BEIJING: China is keeping up its guard against the dangers of a property bubble despite growing evidence that prices are coming off the boil after a decade-long boom.
Steering the real estate market to a soft landing is a priority for China’s policy makers, caught between worries of speculative overheating and fears that brusque curbs could cause prices to crash and fuel unrest among a rising middle class.
The authorities have implemented a string of restrictions, including higher mortgage rates and larger downpayments. From June 1, a 5.5 percent capital gains tax is due to take effect on residential property sold within two years of purchase.
The People’s Bank of China expressed satisfaction in a report on Thursday that property lending and investment in real estate had eased considerably in the first quarter thanks to the curbs.
“But in some areas of the country the scale of investment in the property sector is too great, the structure of supply is not rational and prices of residential property are rising too quickly,” the central bank added.
Shanghai, China’s financial hub, is the main concern. More than 22 billion yuan ($2.7 billion) of overseas capital poured into the city’s property sector in the first 11 months of 2004, according to a separate central bank report. It said 76 percent of all loans in Shanghai last year went to the property sector. “Shanghai should guard against financial risks in the real estate industry and promote its development in a sustained, stable and healthy way,” the Economic Daily paper quoted the report as saying.
Shanghai slowdown: Yet even in Shanghai the government’s steps are blowing some of the froth off the market, property professionals say. The number of deals is falling and, in what they say is a striking change, sellers are being more flexible in their asking prices.
“There remains some concern by buyers over what the government may do in the future, which has led many to take a wait-and-see approach,” said Reed Hatcher, senior research manager at real estate firm DTZ Debenham Tie Leung. Figures compiled by China Index Academy, a property research group, support the anecdotal evidence.
Prices in Shanghai rose 14.78 percent in January from a month earlier. But they rose just 0.45 percent in February and fell 0.45 percent in March before rising 1.05 percent in April.
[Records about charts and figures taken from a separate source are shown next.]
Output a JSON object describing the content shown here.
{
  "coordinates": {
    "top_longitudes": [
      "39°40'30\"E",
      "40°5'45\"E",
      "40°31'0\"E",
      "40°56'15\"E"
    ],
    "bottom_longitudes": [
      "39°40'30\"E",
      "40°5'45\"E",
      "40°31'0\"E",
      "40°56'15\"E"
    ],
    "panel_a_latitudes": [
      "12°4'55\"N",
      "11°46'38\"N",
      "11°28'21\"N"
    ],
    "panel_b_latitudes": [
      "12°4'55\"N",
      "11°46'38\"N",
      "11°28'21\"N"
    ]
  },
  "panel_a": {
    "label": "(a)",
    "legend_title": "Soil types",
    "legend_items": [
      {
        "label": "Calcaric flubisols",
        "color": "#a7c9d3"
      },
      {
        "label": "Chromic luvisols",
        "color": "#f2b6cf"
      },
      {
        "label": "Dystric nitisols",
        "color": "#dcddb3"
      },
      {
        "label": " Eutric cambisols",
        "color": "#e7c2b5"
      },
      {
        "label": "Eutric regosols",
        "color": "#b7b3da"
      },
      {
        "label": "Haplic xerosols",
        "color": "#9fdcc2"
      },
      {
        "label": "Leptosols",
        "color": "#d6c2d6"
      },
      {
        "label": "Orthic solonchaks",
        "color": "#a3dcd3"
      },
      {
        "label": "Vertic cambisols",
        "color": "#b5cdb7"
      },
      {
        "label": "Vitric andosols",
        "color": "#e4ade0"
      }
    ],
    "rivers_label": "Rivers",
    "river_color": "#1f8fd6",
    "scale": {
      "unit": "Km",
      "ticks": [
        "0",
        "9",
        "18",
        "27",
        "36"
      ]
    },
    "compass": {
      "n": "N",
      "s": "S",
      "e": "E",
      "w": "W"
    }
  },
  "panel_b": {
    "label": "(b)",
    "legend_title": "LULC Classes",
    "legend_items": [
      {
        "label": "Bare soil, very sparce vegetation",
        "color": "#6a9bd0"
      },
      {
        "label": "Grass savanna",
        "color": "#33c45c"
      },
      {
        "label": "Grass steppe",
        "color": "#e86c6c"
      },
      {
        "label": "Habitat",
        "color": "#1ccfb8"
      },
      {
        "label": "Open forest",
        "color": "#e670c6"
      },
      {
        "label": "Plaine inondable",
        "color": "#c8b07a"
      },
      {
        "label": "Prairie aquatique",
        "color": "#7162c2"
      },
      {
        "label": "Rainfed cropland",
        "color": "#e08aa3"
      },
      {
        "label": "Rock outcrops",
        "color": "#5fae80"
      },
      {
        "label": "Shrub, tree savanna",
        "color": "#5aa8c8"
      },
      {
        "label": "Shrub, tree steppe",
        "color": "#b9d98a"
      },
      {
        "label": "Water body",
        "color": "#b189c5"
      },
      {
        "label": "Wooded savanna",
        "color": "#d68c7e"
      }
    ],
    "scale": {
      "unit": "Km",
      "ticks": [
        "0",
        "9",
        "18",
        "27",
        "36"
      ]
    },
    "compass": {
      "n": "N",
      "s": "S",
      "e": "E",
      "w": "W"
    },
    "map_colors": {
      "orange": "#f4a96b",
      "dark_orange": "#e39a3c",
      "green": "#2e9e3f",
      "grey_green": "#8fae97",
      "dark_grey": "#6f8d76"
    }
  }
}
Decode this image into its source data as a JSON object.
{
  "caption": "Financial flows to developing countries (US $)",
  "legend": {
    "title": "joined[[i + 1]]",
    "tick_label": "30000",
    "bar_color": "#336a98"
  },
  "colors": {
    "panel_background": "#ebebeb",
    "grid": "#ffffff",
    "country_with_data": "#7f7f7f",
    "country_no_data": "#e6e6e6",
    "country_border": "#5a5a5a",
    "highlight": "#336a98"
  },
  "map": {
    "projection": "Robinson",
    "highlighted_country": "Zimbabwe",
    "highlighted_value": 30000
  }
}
From a year earlier, the pace of price rises in the city slowed to 15.99 percent in April from 21.06 percent in January.
“Sentiment certainly seems to be that it’s time to be cautious,” said Michael Hart, head of research at real estate services company Jones Lang LaSalle in Shanghai. Hart said he expected prices to correct over the next six or 12 months. The luxury end of the market would probably be spared, but city-centre properties of lesser quality bought by overseas investors could be vulnerable, Hart said. “The declines wouldn’t be substantial, but it would be significant if they declined at all because it would be the first time that the market was taking a bit of a breather,” he said.
Rural exodus: China Index Academy’s figures for Beijing, another hot property market, paint a similar picture. After rising 5.86 percent in January from December, prices in the capital were flat in February. They then rose 0.69 percent in March and 0.49 percent in April, leaving them 7.12 percent higher than a year earlier.
“I think the new policies will play a role in curbing inflated prices, but in the long run the solution is to increase supply,” said Wu Xiang, a senior manager at China Index Academy.
Andy Xie, Morgan Stanley’s chief economist in Hong Kong, agrees. He says China needs to increase its urban population by 400 million over the next two decades as peasants leave the land, generating demand for five million flats a year.
If prices are too high, owner-occupiers who have bought their current flats from the state will be unable to afford to upgrade, leaving nowhere for the migrants to move into. “Hence, high property prices are very detrimental to China’s development,” Xie said in a report. Xie estimates that prices in many Chinese cities average 20 percent of urban per capita annual income per square metre. In developed countries the ratio is 3-5 percent, and perhaps twice that in other Asian cities, he said.